For partner(s) of others with ADHD:

  • In the time that you have known your partner, in what ways have you seen their ADHD symptoms impact their work, emotional well-being, and personal relationships? How does it tend to impact your relationship with each other in particular?
  • Do you think your partner’s ADHD has contributed any difficulty to resolving any issues that tend to appear frequently in your relationship? Without assigning blame, use this space to engage your partner in a conversation about them. Try taking the time to pinpoint the symptoms that make long-term resolution more challenging. Together, research some coping strategies and ADHD-specific solutions that may help you navigate this challenge together.

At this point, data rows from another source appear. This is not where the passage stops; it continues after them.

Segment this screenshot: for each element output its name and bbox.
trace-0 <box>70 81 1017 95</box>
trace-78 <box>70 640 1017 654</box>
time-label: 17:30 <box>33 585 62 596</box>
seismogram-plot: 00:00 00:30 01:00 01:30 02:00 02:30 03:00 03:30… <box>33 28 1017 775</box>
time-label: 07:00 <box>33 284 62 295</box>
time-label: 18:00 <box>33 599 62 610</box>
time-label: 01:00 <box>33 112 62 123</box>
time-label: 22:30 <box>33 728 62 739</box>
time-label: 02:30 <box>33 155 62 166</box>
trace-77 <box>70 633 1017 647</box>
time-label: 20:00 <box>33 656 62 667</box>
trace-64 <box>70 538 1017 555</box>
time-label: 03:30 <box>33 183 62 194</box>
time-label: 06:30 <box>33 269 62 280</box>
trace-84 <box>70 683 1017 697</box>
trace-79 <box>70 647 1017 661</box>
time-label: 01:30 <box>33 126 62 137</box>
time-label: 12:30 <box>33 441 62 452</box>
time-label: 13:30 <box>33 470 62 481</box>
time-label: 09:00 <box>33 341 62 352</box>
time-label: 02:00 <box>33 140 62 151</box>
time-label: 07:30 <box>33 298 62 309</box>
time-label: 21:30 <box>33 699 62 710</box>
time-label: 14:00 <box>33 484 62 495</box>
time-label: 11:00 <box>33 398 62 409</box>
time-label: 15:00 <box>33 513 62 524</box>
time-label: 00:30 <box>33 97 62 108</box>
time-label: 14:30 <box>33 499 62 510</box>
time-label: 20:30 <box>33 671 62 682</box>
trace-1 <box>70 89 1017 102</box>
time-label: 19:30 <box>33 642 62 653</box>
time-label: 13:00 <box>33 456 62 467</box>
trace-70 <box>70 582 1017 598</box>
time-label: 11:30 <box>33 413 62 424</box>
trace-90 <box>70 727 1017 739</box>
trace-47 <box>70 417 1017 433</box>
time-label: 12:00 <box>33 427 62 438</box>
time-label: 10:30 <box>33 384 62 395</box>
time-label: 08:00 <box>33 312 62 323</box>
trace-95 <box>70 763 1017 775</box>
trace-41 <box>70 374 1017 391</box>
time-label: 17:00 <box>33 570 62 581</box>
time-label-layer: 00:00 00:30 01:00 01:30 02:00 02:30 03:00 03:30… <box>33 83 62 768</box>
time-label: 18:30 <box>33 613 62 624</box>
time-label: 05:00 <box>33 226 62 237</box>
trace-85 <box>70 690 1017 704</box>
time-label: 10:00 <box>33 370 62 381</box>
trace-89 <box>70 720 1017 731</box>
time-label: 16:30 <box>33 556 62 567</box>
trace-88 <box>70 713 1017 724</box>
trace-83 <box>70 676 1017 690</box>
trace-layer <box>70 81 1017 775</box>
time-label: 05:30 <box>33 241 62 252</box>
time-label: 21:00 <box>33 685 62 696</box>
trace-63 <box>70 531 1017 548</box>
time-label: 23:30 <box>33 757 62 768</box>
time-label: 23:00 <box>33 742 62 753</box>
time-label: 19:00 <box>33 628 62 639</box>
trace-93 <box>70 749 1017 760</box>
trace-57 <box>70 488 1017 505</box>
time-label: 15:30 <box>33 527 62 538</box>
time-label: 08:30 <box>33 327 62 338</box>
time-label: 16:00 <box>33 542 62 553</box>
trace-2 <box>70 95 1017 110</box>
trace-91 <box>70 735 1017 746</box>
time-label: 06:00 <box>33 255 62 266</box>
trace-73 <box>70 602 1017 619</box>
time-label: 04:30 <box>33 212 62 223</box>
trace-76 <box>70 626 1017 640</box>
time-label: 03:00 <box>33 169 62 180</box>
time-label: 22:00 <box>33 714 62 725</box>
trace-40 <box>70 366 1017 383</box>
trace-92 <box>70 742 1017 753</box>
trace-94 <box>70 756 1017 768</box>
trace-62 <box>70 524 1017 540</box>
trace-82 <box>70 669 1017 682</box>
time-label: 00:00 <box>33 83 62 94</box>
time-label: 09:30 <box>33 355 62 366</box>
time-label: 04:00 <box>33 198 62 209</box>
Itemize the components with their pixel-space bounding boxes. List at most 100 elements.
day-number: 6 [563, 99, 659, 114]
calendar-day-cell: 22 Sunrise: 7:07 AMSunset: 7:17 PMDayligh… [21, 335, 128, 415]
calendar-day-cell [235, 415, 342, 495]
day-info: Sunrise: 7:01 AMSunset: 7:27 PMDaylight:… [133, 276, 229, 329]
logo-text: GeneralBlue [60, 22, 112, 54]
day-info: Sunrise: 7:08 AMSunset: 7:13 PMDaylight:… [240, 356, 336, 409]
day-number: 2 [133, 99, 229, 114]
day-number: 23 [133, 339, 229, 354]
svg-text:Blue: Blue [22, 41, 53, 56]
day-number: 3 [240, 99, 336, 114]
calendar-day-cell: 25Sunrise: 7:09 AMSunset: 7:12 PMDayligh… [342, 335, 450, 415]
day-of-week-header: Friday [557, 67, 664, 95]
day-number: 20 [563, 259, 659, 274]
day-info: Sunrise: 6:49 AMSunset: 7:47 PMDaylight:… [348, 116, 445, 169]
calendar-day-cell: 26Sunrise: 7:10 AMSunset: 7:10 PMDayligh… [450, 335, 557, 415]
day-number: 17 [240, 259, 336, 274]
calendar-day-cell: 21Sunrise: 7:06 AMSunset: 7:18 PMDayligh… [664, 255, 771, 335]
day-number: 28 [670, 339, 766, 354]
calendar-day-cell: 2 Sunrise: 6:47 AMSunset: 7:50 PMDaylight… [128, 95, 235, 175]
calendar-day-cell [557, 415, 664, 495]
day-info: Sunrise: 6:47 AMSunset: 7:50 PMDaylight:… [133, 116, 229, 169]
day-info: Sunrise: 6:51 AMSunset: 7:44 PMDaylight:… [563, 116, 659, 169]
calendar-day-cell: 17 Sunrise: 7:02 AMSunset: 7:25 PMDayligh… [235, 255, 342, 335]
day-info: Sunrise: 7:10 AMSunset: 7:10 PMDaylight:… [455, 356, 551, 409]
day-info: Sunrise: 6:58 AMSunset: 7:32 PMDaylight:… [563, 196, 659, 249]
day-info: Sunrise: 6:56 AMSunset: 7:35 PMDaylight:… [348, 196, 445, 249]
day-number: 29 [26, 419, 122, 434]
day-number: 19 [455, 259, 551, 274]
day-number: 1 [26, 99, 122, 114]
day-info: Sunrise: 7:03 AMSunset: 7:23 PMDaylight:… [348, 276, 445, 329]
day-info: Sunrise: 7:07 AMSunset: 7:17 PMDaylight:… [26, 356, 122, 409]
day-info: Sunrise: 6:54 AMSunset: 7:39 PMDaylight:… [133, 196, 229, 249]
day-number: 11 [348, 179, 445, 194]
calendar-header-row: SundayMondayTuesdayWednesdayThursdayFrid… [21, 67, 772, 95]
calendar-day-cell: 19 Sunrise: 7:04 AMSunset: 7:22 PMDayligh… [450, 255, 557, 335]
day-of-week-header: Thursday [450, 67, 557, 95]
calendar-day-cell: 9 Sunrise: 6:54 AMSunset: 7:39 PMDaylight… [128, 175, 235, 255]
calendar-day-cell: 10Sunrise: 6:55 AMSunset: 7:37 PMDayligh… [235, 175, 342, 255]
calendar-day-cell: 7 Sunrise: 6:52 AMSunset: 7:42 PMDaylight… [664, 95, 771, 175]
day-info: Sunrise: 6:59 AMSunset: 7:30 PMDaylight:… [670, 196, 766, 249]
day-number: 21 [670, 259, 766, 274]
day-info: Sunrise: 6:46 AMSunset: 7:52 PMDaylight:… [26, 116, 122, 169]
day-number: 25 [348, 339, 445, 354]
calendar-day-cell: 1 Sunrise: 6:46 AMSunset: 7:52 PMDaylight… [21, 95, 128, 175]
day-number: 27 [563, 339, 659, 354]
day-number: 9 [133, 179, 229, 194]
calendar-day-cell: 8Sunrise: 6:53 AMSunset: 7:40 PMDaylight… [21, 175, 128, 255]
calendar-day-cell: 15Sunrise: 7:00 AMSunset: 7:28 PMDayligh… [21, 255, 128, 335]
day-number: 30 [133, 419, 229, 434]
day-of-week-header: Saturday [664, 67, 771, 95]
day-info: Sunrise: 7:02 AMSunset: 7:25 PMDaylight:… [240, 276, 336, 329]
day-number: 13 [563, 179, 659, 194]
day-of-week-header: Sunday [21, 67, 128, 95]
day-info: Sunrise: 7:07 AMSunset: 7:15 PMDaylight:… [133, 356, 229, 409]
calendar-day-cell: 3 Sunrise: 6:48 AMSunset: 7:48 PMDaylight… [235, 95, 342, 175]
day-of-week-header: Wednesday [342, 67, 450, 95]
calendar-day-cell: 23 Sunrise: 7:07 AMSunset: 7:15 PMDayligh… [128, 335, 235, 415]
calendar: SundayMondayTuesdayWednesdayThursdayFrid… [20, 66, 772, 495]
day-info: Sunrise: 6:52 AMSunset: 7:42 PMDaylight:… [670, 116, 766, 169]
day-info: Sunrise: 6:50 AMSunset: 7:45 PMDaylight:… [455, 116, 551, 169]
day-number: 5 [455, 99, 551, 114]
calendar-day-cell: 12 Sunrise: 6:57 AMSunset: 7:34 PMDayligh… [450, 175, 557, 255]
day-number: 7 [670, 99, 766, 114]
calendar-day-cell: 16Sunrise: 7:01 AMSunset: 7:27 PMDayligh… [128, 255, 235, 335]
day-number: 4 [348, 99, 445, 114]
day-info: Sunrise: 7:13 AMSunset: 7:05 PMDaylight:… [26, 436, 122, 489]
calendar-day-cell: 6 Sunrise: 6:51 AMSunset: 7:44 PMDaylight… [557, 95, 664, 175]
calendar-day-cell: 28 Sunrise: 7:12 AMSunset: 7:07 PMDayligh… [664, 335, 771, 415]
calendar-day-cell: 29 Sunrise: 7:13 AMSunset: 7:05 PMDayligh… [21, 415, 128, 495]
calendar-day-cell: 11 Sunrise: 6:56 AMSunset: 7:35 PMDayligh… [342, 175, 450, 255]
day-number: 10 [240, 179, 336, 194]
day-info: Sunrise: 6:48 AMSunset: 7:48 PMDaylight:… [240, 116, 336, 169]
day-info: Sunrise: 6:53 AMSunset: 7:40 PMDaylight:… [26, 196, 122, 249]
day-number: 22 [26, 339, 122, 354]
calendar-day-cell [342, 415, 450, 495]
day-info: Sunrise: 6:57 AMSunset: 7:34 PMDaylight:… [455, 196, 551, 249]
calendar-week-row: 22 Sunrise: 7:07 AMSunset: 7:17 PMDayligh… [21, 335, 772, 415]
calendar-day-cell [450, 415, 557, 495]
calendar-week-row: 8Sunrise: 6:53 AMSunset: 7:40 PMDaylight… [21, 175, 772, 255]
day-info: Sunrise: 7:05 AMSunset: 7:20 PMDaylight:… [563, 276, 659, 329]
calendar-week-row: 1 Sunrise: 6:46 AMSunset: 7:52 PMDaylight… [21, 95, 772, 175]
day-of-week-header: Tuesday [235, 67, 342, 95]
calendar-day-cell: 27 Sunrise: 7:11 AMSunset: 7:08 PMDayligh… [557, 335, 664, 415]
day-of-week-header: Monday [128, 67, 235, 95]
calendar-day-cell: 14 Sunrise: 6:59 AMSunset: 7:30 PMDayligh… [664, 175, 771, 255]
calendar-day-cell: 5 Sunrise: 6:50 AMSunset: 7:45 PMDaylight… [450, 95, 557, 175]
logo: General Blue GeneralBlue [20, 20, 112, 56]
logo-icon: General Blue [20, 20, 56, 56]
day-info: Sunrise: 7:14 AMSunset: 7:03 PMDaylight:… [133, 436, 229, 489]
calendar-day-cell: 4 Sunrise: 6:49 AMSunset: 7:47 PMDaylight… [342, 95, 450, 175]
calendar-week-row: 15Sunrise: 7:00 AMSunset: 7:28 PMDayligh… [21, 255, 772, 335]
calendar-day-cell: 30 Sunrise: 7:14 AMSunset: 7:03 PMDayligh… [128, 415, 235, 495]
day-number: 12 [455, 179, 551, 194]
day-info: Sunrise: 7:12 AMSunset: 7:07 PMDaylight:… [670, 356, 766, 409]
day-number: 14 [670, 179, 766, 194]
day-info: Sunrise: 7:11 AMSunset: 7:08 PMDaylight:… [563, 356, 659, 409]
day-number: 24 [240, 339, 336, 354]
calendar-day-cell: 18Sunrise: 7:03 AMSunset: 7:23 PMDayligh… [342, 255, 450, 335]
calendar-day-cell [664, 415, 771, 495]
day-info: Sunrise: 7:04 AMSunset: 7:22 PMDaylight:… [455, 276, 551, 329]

  • It’s perfectly normal for partners of folks with ADHD to find themselves frustrated at the way symptoms impact both them and their relationship together. Use this space to share any frustrations that you might have. Do you have a good source of support outside of your partner to lean on as you navigate and release these frustrations? What can your partner do differently in the future to help ease them? Kindly and compassionately bring some ideas to their attention.
  • What are some positive things that your partner’s ADHD brings into the dynamic of your relationship?
  • In what ways are you proud of yourself for supporting the unique challenges that your partner faces?

Relationships are hard - for all of us. But, effective communication is a great first step to strengthening your relationship with both yourself and your partner!